What Is on the Horizon

Several experimental therapies for PD have so far dead-ended. Gamma-knife thalamotomy enjoyed brief interest but has now fallen by the wayside for PD nearly everywhere because of its high-risk adverse effect profile, Dr Martello said. Stem cell transplantation has similarly shown too many adverse effects, and gene therapy simply has not shown much benefit.

"Parkinson's is a tough disease and a tough model to try to use cell-based therapies, since there are so many changes occurring in the brain," Dr Brodsky told Neurology Advisor. "Trying to repair or replace just that 1 part of the circuitry is oversimplifying things and really a big challenge." In terms of medication, Dr Brodsky expects to see immunotherapy become an option, especially with phase 2 trials underway for PD. Dr Martello similarly sees disease-modifying drugs on the horizon.
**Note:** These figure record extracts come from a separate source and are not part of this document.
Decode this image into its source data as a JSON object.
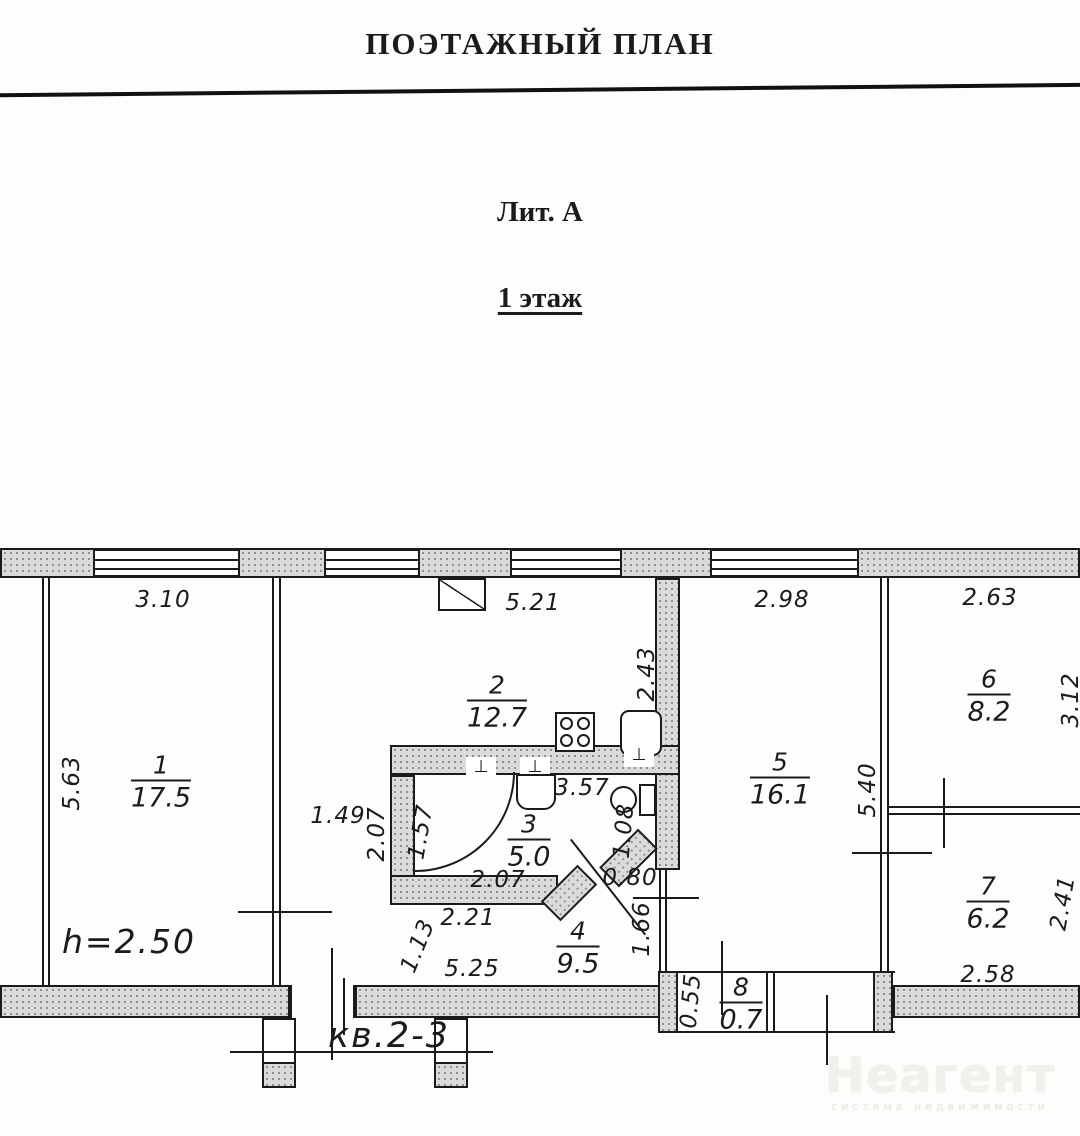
{
  "header": {
    "title": "ПОЭТАЖНЫЙ ПЛАН",
    "liter": "Лит. А",
    "floor": "1 этаж"
  },
  "plan": {
    "apartment_label": "кв.2-3",
    "ceiling_height": "h=2.50",
    "rooms": [
      {
        "number": "1",
        "area": "17.5",
        "x": 161,
        "y": 782
      },
      {
        "number": "2",
        "area": "12.7",
        "x": 497,
        "y": 702
      },
      {
        "number": "3",
        "area": "5.0",
        "x": 529,
        "y": 841
      },
      {
        "number": "4",
        "area": "9.5",
        "x": 578,
        "y": 948
      },
      {
        "number": "5",
        "area": "16.1",
        "x": 780,
        "y": 779
      },
      {
        "number": "6",
        "area": "8.2",
        "x": 989,
        "y": 696
      },
      {
        "number": "7",
        "area": "6.2",
        "x": 988,
        "y": 903
      },
      {
        "number": "8",
        "area": "0.7",
        "x": 741,
        "y": 1004
      }
    ],
    "dimensions": [
      {
        "text": "3.10",
        "x": 163,
        "y": 600,
        "rot": 0
      },
      {
        "text": "5.21",
        "x": 533,
        "y": 603,
        "rot": 0
      },
      {
        "text": "2.98",
        "x": 782,
        "y": 600,
        "rot": 0
      },
      {
        "text": "2.63",
        "x": 990,
        "y": 598,
        "rot": 0
      },
      {
        "text": "5.63",
        "x": 72,
        "y": 783,
        "rot": -90
      },
      {
        "text": "2.43",
        "x": 647,
        "y": 674,
        "rot": -90
      },
      {
        "text": "5.40",
        "x": 868,
        "y": 790,
        "rot": -90
      },
      {
        "text": "3.12",
        "x": 1071,
        "y": 700,
        "rot": -90
      },
      {
        "text": "1.49",
        "x": 338,
        "y": 816,
        "rot": 0
      },
      {
        "text": "2.07",
        "x": 377,
        "y": 834,
        "rot": -90
      },
      {
        "text": "1.57",
        "x": 421,
        "y": 832,
        "rot": -80
      },
      {
        "text": "3.57",
        "x": 582,
        "y": 788,
        "rot": 0
      },
      {
        "text": "1.08",
        "x": 624,
        "y": 831,
        "rot": -85
      },
      {
        "text": "0.80",
        "x": 630,
        "y": 878,
        "rot": 0
      },
      {
        "text": "1.66",
        "x": 642,
        "y": 929,
        "rot": -90
      },
      {
        "text": "2.07",
        "x": 498,
        "y": 880,
        "rot": 0
      },
      {
        "text": "2.21",
        "x": 468,
        "y": 918,
        "rot": 0
      },
      {
        "text": "1.13",
        "x": 418,
        "y": 946,
        "rot": -68
      },
      {
        "text": "5.25",
        "x": 472,
        "y": 969,
        "rot": 0
      },
      {
        "text": "2.58",
        "x": 988,
        "y": 975,
        "rot": 0
      },
      {
        "text": "2.41",
        "x": 1063,
        "y": 903,
        "rot": -80
      },
      {
        "text": "0.55",
        "x": 691,
        "y": 1001,
        "rot": -85
      }
    ],
    "icons": {
      "vent": "box-with-diagonal",
      "stove": "square-4-burners",
      "fridge": "rounded-square",
      "bathtub": "quarter-arc",
      "sink": "rounded-bottom-square",
      "toilet": "circle-with-tank",
      "plumbing_tap": "⊥"
    }
  },
  "watermark": {
    "brand": "Неагент",
    "tagline": "система недвижимости"
  },
  "colors": {
    "line": "#1b1b1b",
    "wall_fill": "#dbdbd9",
    "paper": "#fdfdfb",
    "watermark": "#f1f0ec"
  }
}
In terms of surgery, however, Dr Martello believes the next frontier is focused ultrasound, which he was surprised did not receive more attention in Dr Krack's paper. "It's a new technique based off old principles, and it's more of a hot topic now," he told Neurology Advisor. The magnetic resonance imaging-guided procedure directs sound waves to 1 place enough to upheave and damage the cells before then killing them. Although only currently approved by the FDA for central tremor, Dr Martello expects approval for PD in the next year or 2.

References

  1. Lozano CS, Tam J, Lozano AM. The changing landscape of surgery for Parkinson's Disease. Mov Disord. 2018;33(1):36-47.
  2. Merello M, Starkstein S, Nouzeilles MI, Kuzis G, Leiguarda R. Bilateral pallidotomy for treatment of Parkinson's disease induced corticobulbar syndrome and psychic akinesia avoidable by globus pallidus lesion combined with contralateral stimulation. J Neurol Neurosurg Psychiatry. 2001;71:611-614.
  3. Zesiewicz TA, Elble R, Louis ED, et al. Practice parameter: therapies for essential tremor: report of the Quality Standards Subcommittee of the American Academy of Neurology. Neurology. 2005;64:2008-2020.
  4. Krack P, Martinez-Fernandez R, Del Alamo M, Obeso JA. Current applications and limitations of surgical treatments for movement disorders. Mov Disord. 2017;32(1):36-52.
  5. Follett KA, Weaver FM, Stern M, et al. Pallidal versus subthalamic deep-brain stimulation for Parkinson's disease. N Engl J Med. 2010;362:2077-2091.
  6. Odekerken VJ, van Laar T, Staal MJ, et al. Subthalamic nucleus versus globus pallidus bilateral deep brain stimulation for advanced Parkinson's disease (NSTAPS study): a randomised controlled trial. Lancet Neurol. 2013;12:37-44.
  7. Hamani C, Richter E, Schwalb JM, Lozano AM. Bilateral subthalamic nucleus stimulation for Parkinson's disease: a systematic review of the clinical literature. Neurosurg. 2005;56:1313-1321.
  8. Deuschl G, Paschen S, Witt K. Clinical outcome of deep brain stimulation for Parkinson's disease. Handb Clin Neurol. 2013;116:107-128.